From summary table, we can spot multiple and adjusted R-squared are above 0.5, which is a rough cutoff to suggest a relative strong relationship between the predictors and response. The field of study, football, have an inherently greater amount of unexplained variations behind these predictors, including difference of socioeconomic status among countries/regions, the difference of football culture, and the lack of rea-world players’ data due to limited leagues included in this video game.
The backward step selection process do not check the assumptions of the model.By checking the assumptions before and after the model selection by backward step selection, there is no clear violations of the assumptions of the model except some problematic observations. The multicollinarity may be another issue to deal with.
fit_avgrating = lm( avgrating ~ cnt + avgrating:cnt,
data = country.and.pot )
summary(fit_avgrating)$r.squared
## [1] 0.1428252
1/(1 - summary(fit_avgrating)$r.squared)
## [1] 1.166623
The variance inflation factor indicates the existence of the multcollinarity between the predictor, the average rating and count of players of the countries in the context of this project. R3, the coefficient of determination between predictors, is 0.1428252 and VIF is 1.167. Then there is no strong evidence of multicollinarity as the threshold of VIF is 5.
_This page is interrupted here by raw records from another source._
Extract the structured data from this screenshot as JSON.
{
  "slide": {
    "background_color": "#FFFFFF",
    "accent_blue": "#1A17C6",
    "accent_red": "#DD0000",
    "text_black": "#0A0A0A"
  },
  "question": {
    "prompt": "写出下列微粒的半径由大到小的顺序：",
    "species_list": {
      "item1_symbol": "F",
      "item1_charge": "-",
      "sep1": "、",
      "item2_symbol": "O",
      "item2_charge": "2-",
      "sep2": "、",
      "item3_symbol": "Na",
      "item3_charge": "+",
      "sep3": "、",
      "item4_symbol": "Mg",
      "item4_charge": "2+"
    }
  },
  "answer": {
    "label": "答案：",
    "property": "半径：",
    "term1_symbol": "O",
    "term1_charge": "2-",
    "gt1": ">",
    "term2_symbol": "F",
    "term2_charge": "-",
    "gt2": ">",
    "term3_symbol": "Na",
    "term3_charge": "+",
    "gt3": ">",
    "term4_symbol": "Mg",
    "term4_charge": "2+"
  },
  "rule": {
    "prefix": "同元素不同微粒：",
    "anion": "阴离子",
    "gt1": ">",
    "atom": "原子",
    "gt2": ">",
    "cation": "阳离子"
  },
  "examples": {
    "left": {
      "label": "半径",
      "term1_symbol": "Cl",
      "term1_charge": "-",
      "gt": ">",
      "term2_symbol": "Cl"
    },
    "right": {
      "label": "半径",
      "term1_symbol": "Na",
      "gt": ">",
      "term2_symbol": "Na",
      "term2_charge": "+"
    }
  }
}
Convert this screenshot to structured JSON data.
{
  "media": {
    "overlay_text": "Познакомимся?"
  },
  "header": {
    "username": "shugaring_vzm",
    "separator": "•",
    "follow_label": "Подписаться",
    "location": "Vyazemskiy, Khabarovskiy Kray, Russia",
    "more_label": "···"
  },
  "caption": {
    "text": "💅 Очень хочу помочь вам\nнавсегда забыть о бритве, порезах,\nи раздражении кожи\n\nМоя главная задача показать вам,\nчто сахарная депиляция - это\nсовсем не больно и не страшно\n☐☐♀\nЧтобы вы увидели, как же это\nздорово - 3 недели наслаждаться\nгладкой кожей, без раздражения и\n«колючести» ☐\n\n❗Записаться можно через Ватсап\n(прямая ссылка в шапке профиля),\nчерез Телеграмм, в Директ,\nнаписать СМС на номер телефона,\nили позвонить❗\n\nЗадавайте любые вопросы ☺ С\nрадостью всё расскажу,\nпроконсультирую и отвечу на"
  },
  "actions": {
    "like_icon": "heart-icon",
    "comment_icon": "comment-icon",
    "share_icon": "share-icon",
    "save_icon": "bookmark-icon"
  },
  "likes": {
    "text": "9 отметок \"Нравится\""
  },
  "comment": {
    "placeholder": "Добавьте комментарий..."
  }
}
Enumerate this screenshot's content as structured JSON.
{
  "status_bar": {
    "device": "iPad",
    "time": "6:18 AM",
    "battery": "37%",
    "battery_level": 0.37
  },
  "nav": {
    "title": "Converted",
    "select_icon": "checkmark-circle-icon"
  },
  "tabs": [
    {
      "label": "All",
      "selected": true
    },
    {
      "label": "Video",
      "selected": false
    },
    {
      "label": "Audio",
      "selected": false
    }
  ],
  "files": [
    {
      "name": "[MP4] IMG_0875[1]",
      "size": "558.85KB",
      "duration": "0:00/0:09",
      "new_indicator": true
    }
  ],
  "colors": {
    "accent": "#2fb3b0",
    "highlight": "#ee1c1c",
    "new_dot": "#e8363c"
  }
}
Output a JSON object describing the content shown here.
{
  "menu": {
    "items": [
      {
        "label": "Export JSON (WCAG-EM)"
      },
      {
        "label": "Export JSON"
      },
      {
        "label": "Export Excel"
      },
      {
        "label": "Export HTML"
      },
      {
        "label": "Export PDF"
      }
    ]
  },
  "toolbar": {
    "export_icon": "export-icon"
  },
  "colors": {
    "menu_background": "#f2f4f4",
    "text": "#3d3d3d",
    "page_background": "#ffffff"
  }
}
Problematic observations are the observations that may not align with the general patterns. There are different reasons to explain this kind of data points including the wrong entries of data or some rare cases among all observations.
leverage_values <-hatvalues(stepfit)
threshold1 <- 2*(2+1)/188 # Set the threshold
high_leverage_indices <- which(leverage_values > threshold1)
print(leverage_values[high_leverage_indices])
## 7 23 24 53 61 65 80
## 0.09301918 0.07153576 0.05693224 0.28627873 0.09198274 0.10719047 0.05907345
## 81 85 147 153 158 159
## 0.03629447 0.04187019 0.06757683 0.05693224 0.06535729 0.11274654
sresid <-rstandard(stepfit)
cutoff <- 2 # Set the threshold
sresid_indices <- which(sresid > cutoff)
print(sresid[sresid_indices])
## 24 81 106 153 163
## 3.350029 2.457688 2.261802 4.975974 2.103109
cooks_distance <-cooks.distance(stepfit)
threshold2 <- qf(0.5, 2, 185) # Set the threshold
influencial_indices <- which(cooks_distance > threshold2)
print(cooks_distance[influencial_indices])
## named numeric(0)
Besides the coefficient of determination, the problematic observations should be addressed for regression analysis. From the residual plot above, we can spot outliers, including observation number 24, 153 and others.Besides, we can compute hidden ones and the results are observation 81, 106, and 163. They have higher residuals compared to other observations.By similar approach, we figured out observation 7, 23, 53, 61, 65, 80, 81, 85, 147, 153, 158, 159 are the high leverage points with a cutoff 2(p+1)/n.
Also, by the fourth plot in the plot matrix, observation 24, 118, and 153 stand out from others. However, by calculation and comparing with median of F statistics, there is no influencial point. Thus, it allows us to conclude observation 81 and 153 are both outliers and influencial points, which is not necessary in general case.However, after identifying and classifying the problematic observations, it is still cautious to remove the observations. The observations may just be rare and unique among others. The observation 153 is a good example as it is both high leverage and influencial point with relative high cook’s distance, which is not necessary in the general case. This data point represents Singapore. It is the country that only have one player included in EAFC 24. The data point constructed by extremely small data sample means high chance of representing biased situation. In this case, the two features represented by the predictor cannot be a general reflection of the country’s football level but only a showcase of an individual’s situation. That can explain its high residuals value, high leverage value, and its relative high cook’s distance among all data points since this sample is so random. However, it is not ethical to remove Singapore from our global map as it goes against the goal of this project to explore the players’ ability and possible future ability in the global range.